When quizzed about the fact the Foreign Secretary Boris Johnson himself said the country was “puppeteering and playing Proxy wars”, Sir Michael argued that Britain "gains" from the relationship with Saudi Arabia.
"Saudi Arabia is a key partner of ours — an enormously important trading partner, a commercial partner, but also a defence partner," he said.
"We share intelligence with Saudi Arabia about terrorism. We gain from that relationship. Every arms export application is very carefully looked at and judged by our criteria — some of the toughest in the world. But Saudi Arabia, equally, is entitled to defend itself."
Last month, Sir Michael told The Independent an arms company that sold missiles to the Gaddafi regime in Libya was a “role model” for the sort of business Britain will be seeking after Brexit.
In December, Sir Michael confirmed that British-made cluster bombs, manufactured before the UN's Convention on Cluster Munitions was adopted in 2008, have been used by Saudi Arabian forces in the current Yemen conflict.

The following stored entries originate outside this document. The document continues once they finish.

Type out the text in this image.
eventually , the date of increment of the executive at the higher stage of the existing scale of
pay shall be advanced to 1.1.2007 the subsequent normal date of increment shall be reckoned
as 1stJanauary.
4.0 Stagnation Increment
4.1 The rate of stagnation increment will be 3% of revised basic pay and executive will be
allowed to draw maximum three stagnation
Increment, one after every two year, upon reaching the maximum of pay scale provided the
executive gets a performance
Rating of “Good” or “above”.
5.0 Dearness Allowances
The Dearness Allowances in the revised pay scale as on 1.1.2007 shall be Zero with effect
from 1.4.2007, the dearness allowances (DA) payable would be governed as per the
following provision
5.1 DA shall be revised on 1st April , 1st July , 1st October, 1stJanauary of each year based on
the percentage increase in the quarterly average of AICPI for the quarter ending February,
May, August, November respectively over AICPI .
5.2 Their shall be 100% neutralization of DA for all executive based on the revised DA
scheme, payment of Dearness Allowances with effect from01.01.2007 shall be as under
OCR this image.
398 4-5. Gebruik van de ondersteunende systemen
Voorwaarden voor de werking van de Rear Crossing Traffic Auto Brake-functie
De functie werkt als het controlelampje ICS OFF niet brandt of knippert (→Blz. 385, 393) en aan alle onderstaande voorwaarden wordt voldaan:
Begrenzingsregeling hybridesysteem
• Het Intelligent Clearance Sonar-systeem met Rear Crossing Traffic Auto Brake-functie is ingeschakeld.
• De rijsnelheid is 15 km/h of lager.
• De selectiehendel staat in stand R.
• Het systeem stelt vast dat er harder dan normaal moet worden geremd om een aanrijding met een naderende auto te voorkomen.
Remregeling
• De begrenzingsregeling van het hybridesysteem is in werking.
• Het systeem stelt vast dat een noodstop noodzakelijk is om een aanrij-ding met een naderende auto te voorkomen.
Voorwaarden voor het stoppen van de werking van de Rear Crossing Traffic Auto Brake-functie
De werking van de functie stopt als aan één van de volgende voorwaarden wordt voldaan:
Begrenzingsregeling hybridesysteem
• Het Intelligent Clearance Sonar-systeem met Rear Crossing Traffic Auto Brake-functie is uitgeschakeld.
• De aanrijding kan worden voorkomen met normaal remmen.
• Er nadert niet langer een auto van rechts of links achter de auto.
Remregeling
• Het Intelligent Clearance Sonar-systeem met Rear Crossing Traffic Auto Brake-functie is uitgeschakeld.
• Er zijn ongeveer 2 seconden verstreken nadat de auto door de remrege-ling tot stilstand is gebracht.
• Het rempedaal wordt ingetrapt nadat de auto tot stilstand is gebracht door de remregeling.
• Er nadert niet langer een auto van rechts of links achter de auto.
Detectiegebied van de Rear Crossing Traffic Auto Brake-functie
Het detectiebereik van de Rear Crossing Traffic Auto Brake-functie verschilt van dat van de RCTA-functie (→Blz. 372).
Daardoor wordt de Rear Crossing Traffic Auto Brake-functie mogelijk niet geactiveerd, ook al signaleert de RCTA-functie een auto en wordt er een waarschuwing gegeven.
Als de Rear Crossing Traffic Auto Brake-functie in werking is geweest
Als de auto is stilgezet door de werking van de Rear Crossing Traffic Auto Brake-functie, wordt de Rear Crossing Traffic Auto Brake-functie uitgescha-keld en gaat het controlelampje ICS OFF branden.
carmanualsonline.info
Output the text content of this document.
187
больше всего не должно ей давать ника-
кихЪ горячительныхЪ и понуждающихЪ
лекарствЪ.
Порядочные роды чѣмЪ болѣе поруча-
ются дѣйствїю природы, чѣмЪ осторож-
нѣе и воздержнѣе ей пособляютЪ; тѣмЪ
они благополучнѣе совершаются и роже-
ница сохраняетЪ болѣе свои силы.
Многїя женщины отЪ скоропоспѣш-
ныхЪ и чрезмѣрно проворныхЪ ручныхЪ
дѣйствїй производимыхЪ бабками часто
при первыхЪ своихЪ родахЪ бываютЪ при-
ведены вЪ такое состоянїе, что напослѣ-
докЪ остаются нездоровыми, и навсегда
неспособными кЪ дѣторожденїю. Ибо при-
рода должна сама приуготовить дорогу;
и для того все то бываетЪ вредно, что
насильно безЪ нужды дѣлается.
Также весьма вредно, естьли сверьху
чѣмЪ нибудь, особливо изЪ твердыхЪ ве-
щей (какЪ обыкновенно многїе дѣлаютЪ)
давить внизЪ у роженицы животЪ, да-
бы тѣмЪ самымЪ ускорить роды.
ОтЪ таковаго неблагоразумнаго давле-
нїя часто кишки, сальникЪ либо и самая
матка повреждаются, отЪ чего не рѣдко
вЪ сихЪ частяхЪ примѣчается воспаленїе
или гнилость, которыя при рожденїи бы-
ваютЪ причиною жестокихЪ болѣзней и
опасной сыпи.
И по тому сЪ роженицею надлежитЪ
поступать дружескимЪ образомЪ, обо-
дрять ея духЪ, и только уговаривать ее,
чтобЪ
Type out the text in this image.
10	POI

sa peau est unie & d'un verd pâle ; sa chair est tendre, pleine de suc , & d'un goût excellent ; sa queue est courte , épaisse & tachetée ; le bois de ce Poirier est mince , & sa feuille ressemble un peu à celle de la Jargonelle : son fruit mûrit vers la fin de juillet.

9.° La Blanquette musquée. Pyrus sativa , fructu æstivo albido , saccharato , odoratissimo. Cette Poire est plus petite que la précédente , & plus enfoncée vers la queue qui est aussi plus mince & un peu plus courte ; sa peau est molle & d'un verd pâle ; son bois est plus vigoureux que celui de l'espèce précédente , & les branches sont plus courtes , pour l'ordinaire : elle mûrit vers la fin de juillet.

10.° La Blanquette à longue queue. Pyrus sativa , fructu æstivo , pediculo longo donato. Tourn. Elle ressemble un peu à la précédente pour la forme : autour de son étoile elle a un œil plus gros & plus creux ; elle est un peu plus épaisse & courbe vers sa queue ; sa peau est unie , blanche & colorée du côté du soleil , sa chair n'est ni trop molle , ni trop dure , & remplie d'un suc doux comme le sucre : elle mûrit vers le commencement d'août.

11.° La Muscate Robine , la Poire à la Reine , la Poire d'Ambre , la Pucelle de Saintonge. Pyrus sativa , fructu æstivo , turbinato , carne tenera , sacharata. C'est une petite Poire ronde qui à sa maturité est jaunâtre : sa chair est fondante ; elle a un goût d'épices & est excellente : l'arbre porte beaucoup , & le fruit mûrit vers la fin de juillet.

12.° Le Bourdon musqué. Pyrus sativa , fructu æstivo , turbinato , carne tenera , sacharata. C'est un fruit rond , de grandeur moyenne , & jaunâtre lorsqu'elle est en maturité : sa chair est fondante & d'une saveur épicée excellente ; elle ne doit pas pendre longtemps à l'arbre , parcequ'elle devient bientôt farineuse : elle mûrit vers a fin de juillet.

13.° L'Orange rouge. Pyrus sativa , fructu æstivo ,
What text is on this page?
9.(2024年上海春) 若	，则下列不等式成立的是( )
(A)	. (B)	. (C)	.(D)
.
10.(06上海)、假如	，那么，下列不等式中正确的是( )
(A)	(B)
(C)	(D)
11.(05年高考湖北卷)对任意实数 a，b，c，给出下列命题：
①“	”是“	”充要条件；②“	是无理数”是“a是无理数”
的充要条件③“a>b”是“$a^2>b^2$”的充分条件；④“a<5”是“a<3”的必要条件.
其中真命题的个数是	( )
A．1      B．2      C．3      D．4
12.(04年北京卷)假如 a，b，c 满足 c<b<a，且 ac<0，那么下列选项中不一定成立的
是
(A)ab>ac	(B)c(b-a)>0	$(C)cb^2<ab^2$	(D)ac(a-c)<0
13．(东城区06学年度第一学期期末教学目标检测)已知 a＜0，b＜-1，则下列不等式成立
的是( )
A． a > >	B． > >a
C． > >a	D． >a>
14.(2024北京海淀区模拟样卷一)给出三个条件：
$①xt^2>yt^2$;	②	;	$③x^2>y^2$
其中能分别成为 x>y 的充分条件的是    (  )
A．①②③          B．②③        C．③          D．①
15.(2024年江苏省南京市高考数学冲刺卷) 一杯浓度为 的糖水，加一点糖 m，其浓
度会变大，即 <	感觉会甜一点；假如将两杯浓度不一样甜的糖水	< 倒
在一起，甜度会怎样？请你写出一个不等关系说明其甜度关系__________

Most developed countries, including the UK but with the key exception of the US, have banned cluster bombs on the basis that they present a disproportionate threat to civilians. According to Human Rights Watch, cluster bombs “pose a threat post-conflict by leaving remnants, including submunitions that fail to explode upon impact becoming de facto landmines”.
The Government is currently defending a High Court challenge by campaigners who say that it is breaking its own arms exporting licence criteria by continuing to sign off the sale of arms to Saudi Arabia.
Britain is the second biggest arms exporter in the world, according to UK Trade and Investment. The Independent revealed last year that Britain has sold weapons to 22 of the 30 countries on its own human rights watchlist since 2010.